If we want to solve Berlin's housing crisis in less than fifteen years from now, we need to build faster in the early years to clear up the shortage quickly and to stay in line with population growth forecasts that predict faster growth in earlier years. Solving the crisis in ten years would require an increase to 30,000 new dwellings per year.
Berlin could build more housing than you think
How much housing could Berlin realistically build? Historical time series can be a guide to what is possible. During World War II, a fifth of the German housing stock was destroyed. In response to this crisis and a desire to improve living standards, from the mid-1950s to mid-1970s, both West Berlin and West Germany maintained a rate of about one new dwelling per 100 inhabitants per year. East Germany didn't prioritize housing production until the 1970s; however, in the 1980s, East Berlin even surpassed the rate of one per 100 inhabitants. Reunified Berlin also reached this level in the late 1990s. Today, this building rate would correspond to at least 35,000 new dwellings per year in Berlin. If construction had happened at this pace between 2012 and 2021, the full estimated shortage in 2021 would have been more than eliminated.

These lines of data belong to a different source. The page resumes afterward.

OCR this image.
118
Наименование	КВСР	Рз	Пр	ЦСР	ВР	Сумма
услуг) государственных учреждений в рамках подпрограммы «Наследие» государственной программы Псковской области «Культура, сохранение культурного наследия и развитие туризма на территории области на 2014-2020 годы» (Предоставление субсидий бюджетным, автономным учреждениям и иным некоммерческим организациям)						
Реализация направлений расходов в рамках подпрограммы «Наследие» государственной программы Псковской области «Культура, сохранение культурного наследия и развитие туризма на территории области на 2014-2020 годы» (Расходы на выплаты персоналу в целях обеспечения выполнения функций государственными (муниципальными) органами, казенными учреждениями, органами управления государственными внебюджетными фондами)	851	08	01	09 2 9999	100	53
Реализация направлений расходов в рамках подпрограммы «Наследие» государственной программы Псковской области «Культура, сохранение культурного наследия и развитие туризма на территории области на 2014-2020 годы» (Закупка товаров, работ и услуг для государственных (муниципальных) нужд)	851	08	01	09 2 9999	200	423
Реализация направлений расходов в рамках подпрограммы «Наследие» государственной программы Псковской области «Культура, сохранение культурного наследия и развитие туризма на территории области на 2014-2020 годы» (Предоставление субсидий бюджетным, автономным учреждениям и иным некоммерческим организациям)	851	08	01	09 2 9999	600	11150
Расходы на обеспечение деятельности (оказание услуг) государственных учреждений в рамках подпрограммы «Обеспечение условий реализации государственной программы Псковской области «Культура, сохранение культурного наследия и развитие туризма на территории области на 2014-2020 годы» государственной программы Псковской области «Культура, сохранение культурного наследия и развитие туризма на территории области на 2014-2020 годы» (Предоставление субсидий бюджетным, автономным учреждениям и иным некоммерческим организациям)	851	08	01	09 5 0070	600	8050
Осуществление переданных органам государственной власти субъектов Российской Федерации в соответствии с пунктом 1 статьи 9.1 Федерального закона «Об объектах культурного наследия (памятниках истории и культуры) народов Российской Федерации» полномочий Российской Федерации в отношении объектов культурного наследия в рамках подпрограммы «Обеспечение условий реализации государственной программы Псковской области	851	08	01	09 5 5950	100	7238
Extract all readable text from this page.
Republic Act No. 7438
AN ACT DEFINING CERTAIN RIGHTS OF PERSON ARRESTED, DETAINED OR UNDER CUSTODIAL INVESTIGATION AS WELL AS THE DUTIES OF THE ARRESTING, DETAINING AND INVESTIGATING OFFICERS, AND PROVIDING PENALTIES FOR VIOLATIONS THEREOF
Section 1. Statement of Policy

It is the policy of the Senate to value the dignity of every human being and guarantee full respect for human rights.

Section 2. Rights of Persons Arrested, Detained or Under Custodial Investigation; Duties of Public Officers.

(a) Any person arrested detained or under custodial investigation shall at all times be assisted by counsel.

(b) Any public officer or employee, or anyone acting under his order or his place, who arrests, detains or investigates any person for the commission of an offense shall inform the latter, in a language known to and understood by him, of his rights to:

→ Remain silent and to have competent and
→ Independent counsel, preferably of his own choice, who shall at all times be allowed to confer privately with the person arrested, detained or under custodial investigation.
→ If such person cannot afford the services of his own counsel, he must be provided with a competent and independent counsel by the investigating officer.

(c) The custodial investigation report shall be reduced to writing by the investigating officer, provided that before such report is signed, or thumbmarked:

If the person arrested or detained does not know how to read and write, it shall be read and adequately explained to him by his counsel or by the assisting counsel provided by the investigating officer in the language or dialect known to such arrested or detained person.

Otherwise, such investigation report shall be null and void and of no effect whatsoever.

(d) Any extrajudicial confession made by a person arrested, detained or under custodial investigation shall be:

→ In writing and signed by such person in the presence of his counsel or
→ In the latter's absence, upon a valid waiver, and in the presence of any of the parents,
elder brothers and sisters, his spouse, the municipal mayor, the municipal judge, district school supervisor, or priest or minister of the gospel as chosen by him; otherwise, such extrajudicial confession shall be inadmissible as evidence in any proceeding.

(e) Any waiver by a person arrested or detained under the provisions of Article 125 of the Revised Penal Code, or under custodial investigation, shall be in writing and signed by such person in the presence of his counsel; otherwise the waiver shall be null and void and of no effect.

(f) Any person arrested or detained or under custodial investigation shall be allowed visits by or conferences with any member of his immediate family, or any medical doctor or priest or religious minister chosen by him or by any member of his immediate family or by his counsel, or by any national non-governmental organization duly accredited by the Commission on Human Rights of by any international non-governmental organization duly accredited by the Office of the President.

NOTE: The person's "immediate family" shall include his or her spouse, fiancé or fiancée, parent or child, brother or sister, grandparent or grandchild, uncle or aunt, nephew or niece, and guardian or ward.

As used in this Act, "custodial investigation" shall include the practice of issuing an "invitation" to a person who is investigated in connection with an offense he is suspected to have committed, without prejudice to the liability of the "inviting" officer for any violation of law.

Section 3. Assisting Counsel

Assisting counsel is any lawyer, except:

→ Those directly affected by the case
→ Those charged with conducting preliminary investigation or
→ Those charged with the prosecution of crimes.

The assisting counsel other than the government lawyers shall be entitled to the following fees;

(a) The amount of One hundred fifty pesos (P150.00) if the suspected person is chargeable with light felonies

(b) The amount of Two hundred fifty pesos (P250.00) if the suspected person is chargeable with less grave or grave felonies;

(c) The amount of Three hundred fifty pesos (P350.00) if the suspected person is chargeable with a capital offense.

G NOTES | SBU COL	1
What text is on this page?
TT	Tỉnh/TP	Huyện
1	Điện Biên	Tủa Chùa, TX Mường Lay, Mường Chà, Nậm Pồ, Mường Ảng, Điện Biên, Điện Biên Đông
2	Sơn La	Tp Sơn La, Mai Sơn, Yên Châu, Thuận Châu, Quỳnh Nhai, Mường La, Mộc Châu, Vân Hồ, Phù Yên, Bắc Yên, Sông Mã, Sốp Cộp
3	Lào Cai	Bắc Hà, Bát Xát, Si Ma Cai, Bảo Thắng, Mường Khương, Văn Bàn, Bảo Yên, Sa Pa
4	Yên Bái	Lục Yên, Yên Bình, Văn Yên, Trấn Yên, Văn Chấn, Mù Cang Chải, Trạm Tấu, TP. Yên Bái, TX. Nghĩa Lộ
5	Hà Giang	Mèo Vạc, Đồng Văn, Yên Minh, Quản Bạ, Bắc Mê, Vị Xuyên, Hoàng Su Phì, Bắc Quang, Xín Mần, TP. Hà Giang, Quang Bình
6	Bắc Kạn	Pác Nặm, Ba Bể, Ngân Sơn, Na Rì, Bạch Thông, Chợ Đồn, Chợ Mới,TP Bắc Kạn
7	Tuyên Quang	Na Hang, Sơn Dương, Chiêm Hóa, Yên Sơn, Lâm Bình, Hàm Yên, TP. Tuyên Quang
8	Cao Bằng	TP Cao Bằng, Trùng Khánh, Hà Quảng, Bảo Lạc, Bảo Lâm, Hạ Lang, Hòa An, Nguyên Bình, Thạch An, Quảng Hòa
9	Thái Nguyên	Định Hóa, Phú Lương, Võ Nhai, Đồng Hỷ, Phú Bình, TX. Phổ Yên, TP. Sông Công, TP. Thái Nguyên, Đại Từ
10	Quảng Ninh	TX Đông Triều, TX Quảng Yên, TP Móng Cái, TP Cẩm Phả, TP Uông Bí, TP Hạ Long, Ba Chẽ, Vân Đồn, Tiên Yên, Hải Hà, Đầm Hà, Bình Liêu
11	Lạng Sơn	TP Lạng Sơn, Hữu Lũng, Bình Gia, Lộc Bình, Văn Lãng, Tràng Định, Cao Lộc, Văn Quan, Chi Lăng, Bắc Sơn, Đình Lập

These historical precedents demonstrate Berlin's capacity to build at the needed scale. Rather than trying to precisely predict future housing needs, prioritizing high levels of housing construction is the most direct way to quickly reduce the housing shortage. The housing market itself can signal when supply becomes adequate through rising vacancy rates and stabilizing rents. Such a prioritization could be achieved by simplifying planning, reducing building standards, and permitting new developments to have the high density that already exists in popular neighbourhoods.
Outlook
StEP Wohnen has consistently underestimated Berlin's housing needs due to arbitrary reduction factors and population forecasts that consistently underpredict growth. Continuing this way risks locking in a vicious cycle of permanent housing crisis, with insufficient housing constraining population growth, leading StEP to project lower growth and set even lower targets. With an election scheduled for September 2026, the city's leaders need to chart a path toward abundant housing by committing to maintain an achievable but high rate of housing construction of up to 35,000 dwellings per year until the vacancy rate grows and rents fall.
[^1] Alon Levy argues that embodied carbon from new construction is small compared with other emissions and that overall, blocking urban housing construction harms the environment.